My go-to is a Copper Spur UL1. I've also used a Gossamer Gear The One tent, which is one of the lightest options out there. This tent was a mistake in the Yukon but could be great in New Mexico.
Of course, if you're winter hunting you will almost certainly want a 4-season tent.
For a "one for everything" tent, I love my Hilleberg Unna. I use it floorless 90% of the time but nice to have the option for a double wall tent. Free standing makes finding sites much easier in rocky terrain. I sleep like a baby no matter the weather knowing my tent is bombproof.
"You'll find a plethora of answers. One question I have for those that like a model that uses trekking poles: what do you do when you need to hike but want to leave your tent set up? Seems like if you need your poles to hike, the tent would have to be taken down?"
Tarptent sells vertical support poles that you can use in place of trekking poles. They add very little weight if you choose to use those instead.
Hilleberg is known for bomb proof bad weather tents. One nice feature of their tents (at least the models I have used) is the fly and tent are connected so when you erect the tent the fly keeps the tent dry (i.e. when setting up the tent in the rain like in Alaska)
I would definitely say the Hilleberg Soulo. I have spent a bunch of nights in mine in some seriously bad weather. Love it, bombproof!
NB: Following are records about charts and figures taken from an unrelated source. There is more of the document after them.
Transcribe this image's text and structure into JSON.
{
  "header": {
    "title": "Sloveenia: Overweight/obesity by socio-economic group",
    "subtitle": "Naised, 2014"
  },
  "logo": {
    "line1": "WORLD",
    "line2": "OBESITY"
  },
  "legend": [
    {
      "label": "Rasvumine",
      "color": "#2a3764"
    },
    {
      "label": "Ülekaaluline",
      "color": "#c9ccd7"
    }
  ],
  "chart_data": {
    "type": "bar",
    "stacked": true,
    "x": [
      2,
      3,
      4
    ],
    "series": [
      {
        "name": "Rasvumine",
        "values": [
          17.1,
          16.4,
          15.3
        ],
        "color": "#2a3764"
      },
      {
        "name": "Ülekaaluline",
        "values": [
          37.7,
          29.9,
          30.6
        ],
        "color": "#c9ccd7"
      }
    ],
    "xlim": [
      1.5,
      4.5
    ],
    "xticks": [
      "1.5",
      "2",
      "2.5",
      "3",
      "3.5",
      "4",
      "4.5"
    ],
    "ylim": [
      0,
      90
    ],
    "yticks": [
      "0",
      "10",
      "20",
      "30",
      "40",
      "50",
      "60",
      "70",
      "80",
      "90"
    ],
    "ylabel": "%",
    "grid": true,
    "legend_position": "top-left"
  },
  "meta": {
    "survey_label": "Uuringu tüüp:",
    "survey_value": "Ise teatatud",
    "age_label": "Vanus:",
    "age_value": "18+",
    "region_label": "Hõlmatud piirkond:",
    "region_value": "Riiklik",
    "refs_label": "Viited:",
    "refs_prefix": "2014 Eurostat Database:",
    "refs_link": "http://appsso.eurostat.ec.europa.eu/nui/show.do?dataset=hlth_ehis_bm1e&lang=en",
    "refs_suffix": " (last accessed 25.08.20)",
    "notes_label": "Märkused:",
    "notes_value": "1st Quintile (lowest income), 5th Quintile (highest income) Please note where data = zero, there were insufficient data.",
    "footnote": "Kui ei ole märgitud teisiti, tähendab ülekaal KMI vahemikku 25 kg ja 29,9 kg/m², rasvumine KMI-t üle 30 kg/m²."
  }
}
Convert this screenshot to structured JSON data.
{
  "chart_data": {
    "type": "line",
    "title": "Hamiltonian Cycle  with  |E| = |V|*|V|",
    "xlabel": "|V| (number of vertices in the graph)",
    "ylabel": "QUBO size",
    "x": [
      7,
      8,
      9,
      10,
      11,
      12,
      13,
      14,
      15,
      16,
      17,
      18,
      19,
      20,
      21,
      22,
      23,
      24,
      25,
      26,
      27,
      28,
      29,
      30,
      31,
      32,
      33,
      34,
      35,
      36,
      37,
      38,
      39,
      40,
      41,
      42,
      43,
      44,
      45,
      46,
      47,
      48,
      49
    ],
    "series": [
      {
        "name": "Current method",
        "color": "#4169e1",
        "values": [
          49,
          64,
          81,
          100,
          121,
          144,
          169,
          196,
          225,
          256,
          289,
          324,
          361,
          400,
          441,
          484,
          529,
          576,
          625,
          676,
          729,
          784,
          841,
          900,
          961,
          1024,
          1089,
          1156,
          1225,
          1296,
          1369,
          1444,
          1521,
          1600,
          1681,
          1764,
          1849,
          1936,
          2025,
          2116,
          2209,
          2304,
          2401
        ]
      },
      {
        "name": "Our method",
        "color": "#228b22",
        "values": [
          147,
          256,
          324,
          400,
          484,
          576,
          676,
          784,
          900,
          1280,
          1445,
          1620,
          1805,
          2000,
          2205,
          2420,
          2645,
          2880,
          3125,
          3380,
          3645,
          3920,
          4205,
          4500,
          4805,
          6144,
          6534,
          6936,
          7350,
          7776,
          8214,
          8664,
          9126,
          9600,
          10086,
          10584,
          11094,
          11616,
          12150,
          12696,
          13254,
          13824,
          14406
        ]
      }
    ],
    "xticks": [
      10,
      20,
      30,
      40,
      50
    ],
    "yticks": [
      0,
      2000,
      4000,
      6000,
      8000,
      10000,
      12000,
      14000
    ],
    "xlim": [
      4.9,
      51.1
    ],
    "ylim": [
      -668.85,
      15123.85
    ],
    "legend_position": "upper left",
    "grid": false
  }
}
I've used a Nemo Blaze 2p for the past two years and have been very happy with it. The entire setup is just over 2 lbs and is freestanding with 2 vestibules. Due to the pole configuration, a couple corners sag a bit but for one person it has been awesome. And they're on Expertvoice for anyone who has access to that, got mine for $300 instead of $500
I am now trying out the Lux Mini Peak. You can run it as just a tent or you can run it with the 1 or 2 man insert to make it a double wall. I like that option as you can still use it with a tent stove. So its a 1 man tent with tons of room that has the option of make its double wall and a stove. It is versatile as hell in my opinion and will allow me to flex from PNW to New Mexico for my hunts next year. The Weight is 2.18 lbs or if you go with the inner you are at around 3.3 lbs. It is considered a 3 season plus tent. Sorry wrong link https://luxe-hiking-gear.com/collections/lightweight-camping-tents/products/minipeak-pyramid-tent-system
Looking for my first UL tent as well. After checking out Tarptent I’m in shock! Is it normal to spend $350+ and then have to buy a seam seal kit to water proof your new tent?
I was leaning towards a BA Copper Spur 2. Will I have to seam seal it as well?